Martin Laird has missed his last three cuts on the US Tour and sits well down at 167th on the money list.
Yet the Scot remains ice cool as he goes about his business, bespite his 2013 earnings of $27,000 being over a million dollars short of his position this time last year!
His current World Ranking meane he missed the WGC event in Miami this weekend and only a win on one of his next three tournaments will get him back to the Masters.
So was the Scot wise to change his swing coach last September while on his way to earnings of over $2 million?
Laird has no doubts, and it comes as no surprise why he is taking a time-proved precarious road to changing his game.
"I think it will help me get to a better level than I was at," he reasons.

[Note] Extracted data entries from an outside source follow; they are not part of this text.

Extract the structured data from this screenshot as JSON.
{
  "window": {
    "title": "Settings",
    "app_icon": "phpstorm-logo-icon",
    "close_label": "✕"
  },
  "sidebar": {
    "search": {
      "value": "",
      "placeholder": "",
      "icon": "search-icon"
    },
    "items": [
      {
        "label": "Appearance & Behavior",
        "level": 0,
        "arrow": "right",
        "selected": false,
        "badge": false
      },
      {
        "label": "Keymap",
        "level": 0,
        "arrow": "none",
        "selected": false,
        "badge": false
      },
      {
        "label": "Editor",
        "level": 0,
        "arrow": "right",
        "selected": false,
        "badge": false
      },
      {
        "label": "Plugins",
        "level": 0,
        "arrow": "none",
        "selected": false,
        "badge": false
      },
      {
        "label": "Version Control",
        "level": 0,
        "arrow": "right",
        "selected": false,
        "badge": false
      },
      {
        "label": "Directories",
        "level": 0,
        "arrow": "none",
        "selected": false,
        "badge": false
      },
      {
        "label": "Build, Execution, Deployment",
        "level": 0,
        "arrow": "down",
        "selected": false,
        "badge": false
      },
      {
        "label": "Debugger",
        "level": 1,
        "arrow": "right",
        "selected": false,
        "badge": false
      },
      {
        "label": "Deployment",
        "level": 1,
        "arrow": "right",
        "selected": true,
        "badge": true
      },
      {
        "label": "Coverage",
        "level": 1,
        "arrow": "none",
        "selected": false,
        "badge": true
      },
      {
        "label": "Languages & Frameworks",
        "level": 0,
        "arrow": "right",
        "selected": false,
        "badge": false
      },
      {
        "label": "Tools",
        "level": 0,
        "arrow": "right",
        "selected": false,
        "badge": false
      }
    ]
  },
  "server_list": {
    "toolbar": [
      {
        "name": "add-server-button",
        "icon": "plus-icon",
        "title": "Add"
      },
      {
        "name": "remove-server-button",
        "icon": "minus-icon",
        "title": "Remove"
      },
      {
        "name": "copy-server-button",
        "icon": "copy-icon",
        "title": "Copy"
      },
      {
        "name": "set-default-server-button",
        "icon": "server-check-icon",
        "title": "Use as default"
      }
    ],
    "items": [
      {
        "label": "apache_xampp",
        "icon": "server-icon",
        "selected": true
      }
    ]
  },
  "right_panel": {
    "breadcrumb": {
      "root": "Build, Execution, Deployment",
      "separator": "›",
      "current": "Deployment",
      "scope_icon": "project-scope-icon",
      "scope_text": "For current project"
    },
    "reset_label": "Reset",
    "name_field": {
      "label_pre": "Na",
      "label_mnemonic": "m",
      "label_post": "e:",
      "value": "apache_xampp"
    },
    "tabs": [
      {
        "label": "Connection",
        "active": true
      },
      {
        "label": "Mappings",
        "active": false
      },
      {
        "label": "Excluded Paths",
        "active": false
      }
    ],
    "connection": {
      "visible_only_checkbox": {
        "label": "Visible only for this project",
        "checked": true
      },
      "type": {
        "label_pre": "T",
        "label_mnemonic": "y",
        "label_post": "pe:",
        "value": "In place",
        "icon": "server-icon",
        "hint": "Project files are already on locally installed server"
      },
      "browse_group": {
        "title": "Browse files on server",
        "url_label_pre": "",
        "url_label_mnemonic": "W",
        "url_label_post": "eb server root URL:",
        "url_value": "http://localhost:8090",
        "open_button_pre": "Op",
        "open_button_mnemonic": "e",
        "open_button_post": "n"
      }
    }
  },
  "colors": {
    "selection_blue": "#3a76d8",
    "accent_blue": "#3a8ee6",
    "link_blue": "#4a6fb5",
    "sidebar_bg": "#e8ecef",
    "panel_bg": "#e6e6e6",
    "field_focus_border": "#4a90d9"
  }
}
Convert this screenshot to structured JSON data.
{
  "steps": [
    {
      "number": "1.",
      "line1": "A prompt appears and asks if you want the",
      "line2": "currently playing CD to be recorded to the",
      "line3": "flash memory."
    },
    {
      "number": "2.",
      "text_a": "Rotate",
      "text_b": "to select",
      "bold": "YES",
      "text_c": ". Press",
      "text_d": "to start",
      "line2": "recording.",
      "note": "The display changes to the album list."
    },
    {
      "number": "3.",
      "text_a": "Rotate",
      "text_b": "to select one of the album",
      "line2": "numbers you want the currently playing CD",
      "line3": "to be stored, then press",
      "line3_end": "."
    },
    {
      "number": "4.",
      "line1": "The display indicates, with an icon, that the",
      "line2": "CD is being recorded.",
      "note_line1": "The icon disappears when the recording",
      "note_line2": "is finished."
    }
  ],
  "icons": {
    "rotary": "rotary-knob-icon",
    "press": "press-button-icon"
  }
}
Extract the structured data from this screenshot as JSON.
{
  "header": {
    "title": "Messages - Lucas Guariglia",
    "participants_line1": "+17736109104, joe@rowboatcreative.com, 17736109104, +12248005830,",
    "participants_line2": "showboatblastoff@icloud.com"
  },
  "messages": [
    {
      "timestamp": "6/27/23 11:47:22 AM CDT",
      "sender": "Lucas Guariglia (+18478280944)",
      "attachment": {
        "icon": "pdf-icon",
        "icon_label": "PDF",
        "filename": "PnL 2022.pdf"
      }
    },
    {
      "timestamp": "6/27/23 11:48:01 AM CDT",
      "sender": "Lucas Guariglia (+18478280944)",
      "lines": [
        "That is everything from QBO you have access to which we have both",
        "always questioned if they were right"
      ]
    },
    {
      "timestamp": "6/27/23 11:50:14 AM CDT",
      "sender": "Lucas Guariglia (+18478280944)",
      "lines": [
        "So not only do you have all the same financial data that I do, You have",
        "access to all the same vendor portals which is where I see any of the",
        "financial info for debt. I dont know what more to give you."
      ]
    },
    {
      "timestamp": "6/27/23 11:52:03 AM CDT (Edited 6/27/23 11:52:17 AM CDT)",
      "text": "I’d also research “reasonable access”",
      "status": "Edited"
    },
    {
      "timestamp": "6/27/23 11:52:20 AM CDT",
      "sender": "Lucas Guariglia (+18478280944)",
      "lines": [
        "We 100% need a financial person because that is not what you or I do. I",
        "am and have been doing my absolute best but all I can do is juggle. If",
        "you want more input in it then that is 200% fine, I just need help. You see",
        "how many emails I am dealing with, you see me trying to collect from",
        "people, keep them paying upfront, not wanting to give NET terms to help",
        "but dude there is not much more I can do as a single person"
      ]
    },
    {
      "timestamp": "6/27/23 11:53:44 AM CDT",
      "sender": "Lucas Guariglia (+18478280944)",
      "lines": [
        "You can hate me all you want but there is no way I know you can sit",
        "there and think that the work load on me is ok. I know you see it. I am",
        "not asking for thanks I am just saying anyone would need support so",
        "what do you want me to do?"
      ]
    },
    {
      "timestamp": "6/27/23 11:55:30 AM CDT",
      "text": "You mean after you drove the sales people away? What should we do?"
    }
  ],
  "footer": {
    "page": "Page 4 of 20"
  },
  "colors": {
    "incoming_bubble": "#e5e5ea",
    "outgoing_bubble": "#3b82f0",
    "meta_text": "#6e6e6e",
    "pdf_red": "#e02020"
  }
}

"Sometimes you have to go backwards to go forwards. I know it is going to take time but the way I'm hitting the ball in practice has got me really excited about my game.
"On the course it is taking some getting used to, but it's not like it's anything big. It's what you hear guys saying all the time - you have to play through it.
"I've dropped in the World Rankings, so this year is going to be a different year as I'm not in all the Majors or WGC events right now.
"So my situation has changed as far as my schedule goes. But, taking the glass-half full angle, it gives me the motivation to get back into the top 50 in the world.
"That's where you want to be and where I have been fortunate to be for the past few years."
And Laird has done it with the belly putter which has become the villain of of the game in may traditionalists' eyes.
The Scot sees troubles ahead if the ban on anchoring the putter is approved by the RandA and USGA.
He contends: "I don't really anchor the putter, so it does not really affect me, to be honest. I just rest it against my shirt. It never actually touches my belly so I just have to cut an extra inch off it to be alright."
But Laird agrees the ban could cause more problems than it solves.
Stand by for television viewers phoning in non-stop, accusing players whose putter is so close to the body it would be impossible even for TV to say it is anchored.
Laird agrees: "That's the sad thing about it becaus there are so many positive things go on the for the game right now. Instead, they are arguing about something that has been a staple diet in the game for years."